Philip Nitschke and Patrick Lee offer very interesting responses to my essay. Philip Nitschke believes that the medicalization of suicide by means of a Death with Dignity statute is an “affront” to a person contemplating such a decision. Because suicide has been decriminalized throughout America, there is absolutely no need for PAD laws to regulate the action or for medical practitioners to involve themselves in a person’s planning to end his life. It is my life, my choice, my business. Neither the state nor the doctor has any role to play when a person decides to commit suicide.
My defense of PAD rejects Nitschke’s free-spirited anarchy. One practical reason for PAD is the inability of most persons contemplating suicide to legally acquire the drugs necessary to end life. As I noted in my essay, many potential suicides do not want to die by a bullet or a noose or some other macabre action if there are pills available—even if it means medical intervention in accordance with a PAD statute.

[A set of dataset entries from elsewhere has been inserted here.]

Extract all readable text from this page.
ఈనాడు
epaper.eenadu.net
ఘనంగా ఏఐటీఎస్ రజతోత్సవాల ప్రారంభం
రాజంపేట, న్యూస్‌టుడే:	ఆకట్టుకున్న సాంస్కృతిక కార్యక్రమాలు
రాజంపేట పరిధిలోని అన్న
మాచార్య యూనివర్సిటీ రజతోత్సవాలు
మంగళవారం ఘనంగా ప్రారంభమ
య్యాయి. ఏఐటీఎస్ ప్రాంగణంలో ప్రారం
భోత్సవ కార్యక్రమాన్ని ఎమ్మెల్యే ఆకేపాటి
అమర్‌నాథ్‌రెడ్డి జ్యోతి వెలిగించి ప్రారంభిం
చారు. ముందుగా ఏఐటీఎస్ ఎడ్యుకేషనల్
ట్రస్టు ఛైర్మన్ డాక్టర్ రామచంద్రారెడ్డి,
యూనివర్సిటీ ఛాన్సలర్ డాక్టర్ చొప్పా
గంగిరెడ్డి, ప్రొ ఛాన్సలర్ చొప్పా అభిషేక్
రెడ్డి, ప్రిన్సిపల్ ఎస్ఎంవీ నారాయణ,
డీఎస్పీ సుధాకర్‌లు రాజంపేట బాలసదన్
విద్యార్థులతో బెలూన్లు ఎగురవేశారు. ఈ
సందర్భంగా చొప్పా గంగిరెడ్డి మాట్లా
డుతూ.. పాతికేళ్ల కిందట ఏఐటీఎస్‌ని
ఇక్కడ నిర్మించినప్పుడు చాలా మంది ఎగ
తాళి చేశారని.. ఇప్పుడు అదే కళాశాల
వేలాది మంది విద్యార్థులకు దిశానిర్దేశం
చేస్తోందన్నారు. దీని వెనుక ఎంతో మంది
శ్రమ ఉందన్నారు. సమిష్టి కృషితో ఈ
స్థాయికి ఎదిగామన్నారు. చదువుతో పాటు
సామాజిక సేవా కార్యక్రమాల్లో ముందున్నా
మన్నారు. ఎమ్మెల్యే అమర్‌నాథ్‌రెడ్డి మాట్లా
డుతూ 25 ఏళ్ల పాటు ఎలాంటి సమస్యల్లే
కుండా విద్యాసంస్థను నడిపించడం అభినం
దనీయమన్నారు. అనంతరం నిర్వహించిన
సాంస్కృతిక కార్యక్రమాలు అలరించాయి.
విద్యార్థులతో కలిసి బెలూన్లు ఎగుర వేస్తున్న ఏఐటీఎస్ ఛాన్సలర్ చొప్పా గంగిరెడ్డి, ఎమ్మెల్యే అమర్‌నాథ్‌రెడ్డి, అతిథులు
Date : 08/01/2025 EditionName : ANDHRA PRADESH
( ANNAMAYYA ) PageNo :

Another reason to support PAD statutes is because one clear goal of the law is to ensure that a person contemplating a “least worst death” is terminally ill, is competent, and is not clinically depressed. The Oregon and Washington state laws respect the integrity of the dying patient by ensuring that only psychologically healthy individuals can acquire the prescription for the lethal dosage they may wish to take to end their lives. There are serious checks and balances in the laws; they are barriers that prevent the onset of the slippery slope toward euthanasia.
Nitschke maintains that he works with and for “folk of independent mind and will.” A review of the characteristics of those in Oregon and Washington state who have availed themselves of the benefits of PAD are precisely such persons: independent adventurers, college-educated, who have lost their “meaningful prior life” because of the terminal illness. That reason, not unremitting pain and agony, is the one given by more than 95% of the patients in Oregon and Washington who sought PAD. Most dying patients want to live through pain and loss of facilities; in 2011 nearly 3 million persons died in America but only about 11,000 took their own life. Only an infinitesimally small number of these persons were terminally ill residents of Oregon or Washington who used the Death with Dignity statute.
Professor Patrick Lee categorically rejects my position and, I’m sure, Nitschke’s as well. The sanctity of life is at the heart of his argument, and I am sure he rejects my view that PAD laws do reflect a belief in the sanctity of life. For Lee, PAD is morally wrong and legally unlawful. It is morally wrong because the choice does not help the person attain or preserve an intrinsic good all humans possess—life itself. PAD, Lee argues, is contrary to the love and appreciation a person has for herself: one’s life is identical to oneself. It is morally wrong because it is a choice contrary to one’s intrinsic good. But, for me, a competent individual who is terminally ill can morally make a decision that life itself is no longer invaluable. Because of the tragic prognosis and significant changes in his life, it is no longer appreciated. For me, a person facing such a reality has the inalienable liberty to decide for herself that the time has come for the “least worst death.”
Contrary to Lee’s argument, I believe that Death with Dignity laws reflect a commitment to the sanctity of life by making it very difficult for a terminally ill patient to receive the lethal prescription and making it impossible for non–terminally ill elderly, or poor, or disabled, or chronically ill persons to end their lives with the passive assistance (by writing a prescription) of a medical practitioner. Unlike the Netherlands, supporters of PAD legislation are keenly aware of the specter of euthanasia and have structured the process to avoid the slippery slope. After more than a decade of PAD in Oregon, the data clearly indicates that only those who meet the burdensome criteria—which Nitschke disdains—have received lethal prescriptions. And some have died without filling the prescription.
Interestingly, Lee is critical of PAD laws because they differentiate between terminally ill, competent persons and all the other classes of persons. But such a careful delineation in these laws underscores the belief that life is precious and that, while suicide is no longer a crime, only in clearly circumscribed instances can a prescription be given to assist the dying person.
Lee also argues that individual autonomy and liberty is a limited legal right. It is appropriate to limit a person’s actions because of the general public’s need to protect life. And so seatbelt laws, the wearing of helmets by motorcyclists, and laws banning dueling are legal limits on one’s liberty (assuming there is effective enforcement). If the protection of life is not inviolate in society, then Lee believes that the most vulnerable citizens—the elderly, the disabled, the chronically ill—are in danger because they will receive greatly inferior care.
But this argument ignores some essential realities. There are very effective pressure groups representing the interests of these allegedly vulnerable cohorts as well as national and state laws that protect these persons. Court decisions over the past sixty years have validated these statutes and regulations.
Furthermore, since the middle of the last century, U.S. Supreme Court majorities have expanded individual rights and liberties for a large number of groups: the young, the old, married couples, minorities, single persons and school children. Individual liberties have inexorably expanded during these decades and this has not endangered the society.